I play World of Warcraft.Posted on August 20th, 2008 @ 5:36 pm
4,099 hours. That’s how long I have spent, in total, in World of Warcraft. I’m sure everyone’s thinking “Wow, that’s a large number, she must be embarrassed!” but you know what? I’m not. There was a point where I felt like I should be ashamed of that number, but not anymore. Here’s why.
Most people automatically assume that once you play a game like that, and you play it a lot, that you’re “addicted” to it. I’m not. I’m sure there are people out there who are. People are capable of being addicted to absolutely anything in this world. Personally? I can step away from the game at any time and enjoy other things. Other games, movies, TV shows, time with my husband, time with my cat, exercise, shopping… All kinds of things, and not necessarily in that order.
I have a friend that’s gotten an even harder time for playing World of Warcraft than I have. She’s had people tell her that she’s a bad parent because she plays, she’s had people blame her other problems in life on the fact that she plays, and yet people don’t take a minute to think that maybe, just maybe, it’s her only time to herself. She doesn’t know a lot of people around where she lives, so she doesn’t get out often, and when she logs in the game, she’s got hundreds of friends at the touch of a button.
Of course, some people are very quick to say that these friends aren’t “real” friends, but I beg to differ. A few of my very best friends have been met through this game. To be honest, I met my husband in a different game, so there’s validation right there. But since we’re talking about World of Warcraft, and World of Warcraft alone here, I’ll stay on topic. There have been nights that I have had complete panic attacks about my future and what’s to be expected and the things I’m going through. These friends sit and talk to me while I worry, rationalize with me, and make me feel better. I don’t have someone I can just call to get that kind of support.

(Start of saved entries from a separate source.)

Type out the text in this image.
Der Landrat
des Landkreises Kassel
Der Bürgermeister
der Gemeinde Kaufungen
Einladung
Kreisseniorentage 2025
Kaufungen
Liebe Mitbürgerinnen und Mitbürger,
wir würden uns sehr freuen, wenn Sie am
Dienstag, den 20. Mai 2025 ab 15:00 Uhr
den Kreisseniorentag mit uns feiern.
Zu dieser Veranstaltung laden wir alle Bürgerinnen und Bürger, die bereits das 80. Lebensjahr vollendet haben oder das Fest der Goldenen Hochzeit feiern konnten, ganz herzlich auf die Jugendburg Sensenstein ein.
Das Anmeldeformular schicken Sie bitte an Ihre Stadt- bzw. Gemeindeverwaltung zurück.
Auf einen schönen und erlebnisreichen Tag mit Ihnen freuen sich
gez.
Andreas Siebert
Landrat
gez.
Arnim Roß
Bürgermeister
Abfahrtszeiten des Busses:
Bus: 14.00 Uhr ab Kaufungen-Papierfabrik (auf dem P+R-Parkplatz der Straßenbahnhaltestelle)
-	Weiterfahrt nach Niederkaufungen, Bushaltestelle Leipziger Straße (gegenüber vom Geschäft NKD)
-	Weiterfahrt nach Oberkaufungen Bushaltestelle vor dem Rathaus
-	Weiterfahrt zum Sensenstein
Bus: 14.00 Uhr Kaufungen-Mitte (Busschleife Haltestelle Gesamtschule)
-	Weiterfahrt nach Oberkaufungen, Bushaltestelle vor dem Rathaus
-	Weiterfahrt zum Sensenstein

You can feel like an outcast in World of Warcraft just as easily as you can in real life. There are high-school-style cliques and there are generally elitist people wandering around, just waiting to attack your gear, or your play style. However, these people are few and far between. A while ago, shortly after the Burning Crusade (the expansion, for those of you who don’t play) came out, I was very frustrated. I played a holy/discipline priest and was tired of healing my way through instances. I got burnt out on the game, even though I was on my way to 70, and took a couple months off at 67. I played other games in the meantime and spent time dealing with real life personal issues, but I felt lonely (that’s what happens when you’re still “new” in town, obviously) and went back. I decided to respec my priest to shadow and not worry about what was going on with other people.
Once I hit 70, I had a group that was more than happy to take me in and work with me, while I learned to really play the class/spec and kinda fumbled my way through gearing up and trying new things. Things happened in the guild we were a part of, and eventually our leadership broke off and formed a new guild, and I knew I was going to leave. I’ve had trouble leaving guilds before because of guilt and the feeling of personal obligation, but this time I was sure it was for the best. I was right! In a short time, we’ve accomplished amazing things with a very casual raiding schedule, and it’s a group that I am proud to be a part of. The people are friendly, and we’re honestly like a little family, as cheesy as it sounds. There are disagreements and there are tough times, but we pull past it and just get stronger and stronger.
So tell me, what makes this game so bad? Why is it the subject of so many people ready to attack the people who play it? Why are we considered the ones with “no lives” or the ones who are “addicted” to our computers? I could spend two nights a week with friends out in the “real world” playing poker, or I can spend two nights a week on the computer with friends all over the world, playing something that, to me, is infinitely more entertaining. What’s wrong with that?